Cisplatin resistance in head and neck squamous cell carcinoma (HNSCC) reduces survival.In this study we hypothesized that methylation of key genes mediates cisplatin resistance.We determined whether a demethylating drug, decitabine, could augment the anti-proliferative and apoptotic effects of cisplatin on SCC-25/CP, a cisplatin-resistant tongue SCC cell line.We showed that decitabine treatment restored cisplatin sensitivity in SCC-25/CP and significantly reduced the cisplatin dose required to induce apoptosis.

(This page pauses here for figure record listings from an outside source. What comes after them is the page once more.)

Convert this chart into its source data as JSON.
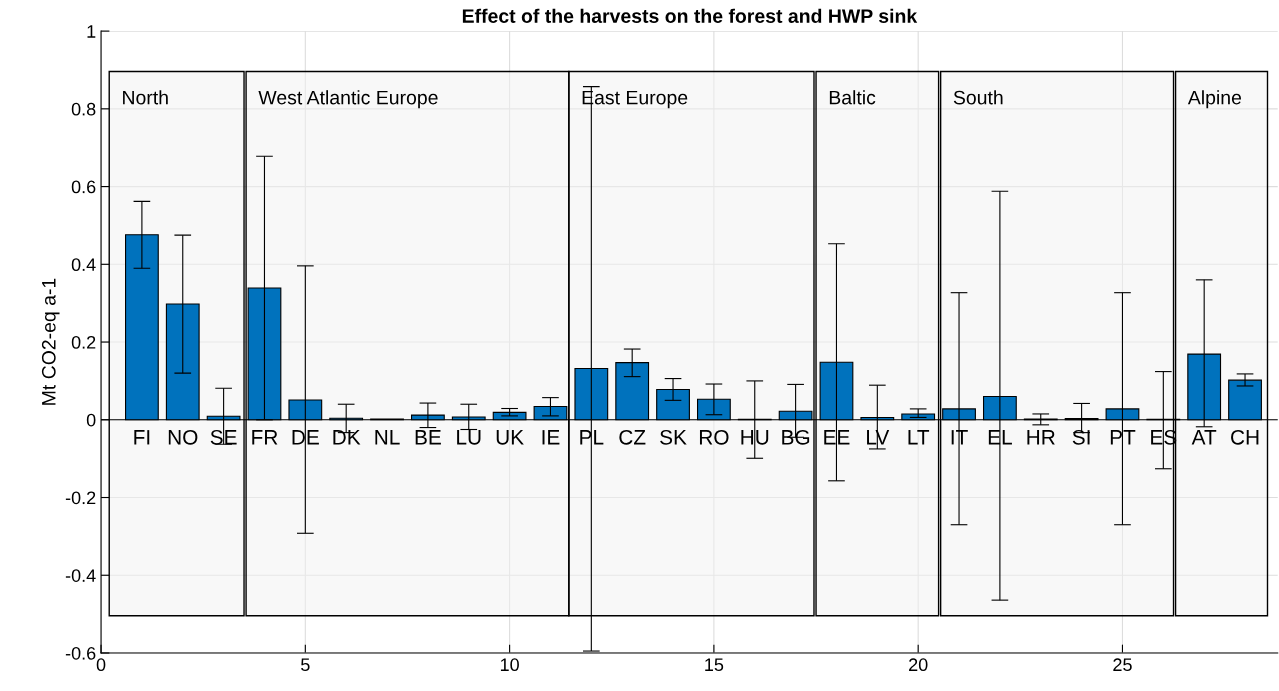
{
  "chart_data": {
    "type": "bar",
    "title": "Effect of the harvests on the forest and HWP sink",
    "ylabel": "Mt CO2-eq a-1",
    "x": [
      1,
      2,
      3,
      4,
      5,
      6,
      7,
      8,
      9,
      10,
      11,
      12,
      13,
      14,
      15,
      16,
      17,
      18,
      19,
      20,
      21,
      22,
      23,
      24,
      25,
      26,
      27,
      28
    ],
    "values": [
      0.476,
      0.298,
      0.009,
      0.339,
      0.051,
      0.004,
      0.002,
      0.012,
      0.007,
      0.019,
      0.034,
      0.132,
      0.147,
      0.078,
      0.053,
      0.001,
      0.022,
      0.148,
      0.006,
      0.015,
      0.028,
      0.06,
      0.002,
      0.003,
      0.028,
      0.001,
      0.169,
      0.102
    ],
    "errors": [
      [
        0.39,
        0.562
      ],
      [
        0.12,
        0.475
      ],
      [
        -0.063,
        0.081
      ],
      [
        0.0,
        0.678
      ],
      [
        -0.292,
        0.396
      ],
      [
        -0.033,
        0.04
      ],
      null,
      [
        -0.02,
        0.043
      ],
      [
        -0.025,
        0.04
      ],
      [
        0.01,
        0.029
      ],
      [
        0.01,
        0.057
      ],
      [
        -0.595,
        0.857
      ],
      [
        0.111,
        0.182
      ],
      [
        0.05,
        0.106
      ],
      [
        0.013,
        0.092
      ],
      [
        -0.099,
        0.1
      ],
      [
        -0.045,
        0.091
      ],
      [
        -0.157,
        0.453
      ],
      [
        -0.075,
        0.089
      ],
      [
        0.006,
        0.028
      ],
      [
        -0.27,
        0.327
      ],
      [
        -0.464,
        0.588
      ],
      [
        -0.013,
        0.015
      ],
      [
        -0.033,
        0.042
      ],
      [
        -0.27,
        0.327
      ],
      [
        -0.126,
        0.124
      ],
      [
        -0.018,
        0.36
      ],
      [
        0.087,
        0.118
      ]
    ],
    "color": "#0072bd",
    "xlim": [
      0,
      28.8
    ],
    "xticks": [
      0,
      5,
      10,
      15,
      20,
      25
    ],
    "ylim": [
      -0.6,
      1
    ],
    "yticks": [
      -0.6,
      -0.4,
      -0.2,
      0,
      0.2,
      0.4,
      0.6,
      0.8,
      1
    ],
    "grid": true,
    "bands": [
      {
        "axis": "x",
        "from": 0.2,
        "to": 3.5,
        "label": "North"
      },
      {
        "axis": "x",
        "from": 3.55,
        "to": 11.45,
        "label": "West Atlantic Europe"
      },
      {
        "axis": "x",
        "from": 11.45,
        "to": 17.45,
        "label": "East Europe"
      },
      {
        "axis": "x",
        "from": 17.5,
        "to": 20.5,
        "label": "Baltic"
      },
      {
        "axis": "x",
        "from": 20.55,
        "to": 26.25,
        "label": "South"
      },
      {
        "axis": "x",
        "from": 26.3,
        "to": 28.55,
        "label": "Alpine"
      }
    ],
    "annotations": [
      "FI",
      "NO",
      "SE",
      "FR",
      "DE",
      "DK",
      "NL",
      "BE",
      "LU",
      "UK",
      "IE",
      "PL",
      "CZ",
      "SK",
      "RO",
      "HU",
      "BG",
      "EE",
      "LV",
      "LT",
      "IT",
      "EL",
      "HR",
      "SI",
      "PT",
      "ES",
      "AT",
      "CH"
    ]
  }
}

We then created a xenograft model with SCC-25/CP and Bumpers determined that decitabine and cisplatin combination treatment resulted in significantly reduced tumor growth and mechanical allodynia compared to control.To establish a gene classifier we quantified methylation in cancer tissue of cisplatin-sensitive and cisplatin-resistant HNSCC patients.Cisplatin-sensitive and cisplatin-resistant patient tumors had distinct methylation profiles.When we quantified methylation and expression of genes in the classifier in HNSCC cells in vitro, we showed that decitabine treatment of cisplatin-resistant HNSCC cells reversed methylation and gene expression toward a cisplatin-sensitive profile.
The study provides direct evidence that decitabine restores cisplatin sensitivity in in vitro MAGNESIUM BIS-GLYCINATE 300 ULTRA GENTLE and in vivo models of HNSCC.Combination treatment of cisplatin and decitabine significantly reduces HNSCC growth and HNSCC pain.Furthermore, gene methylation could be used as a biomarker of cisplatin-resistance.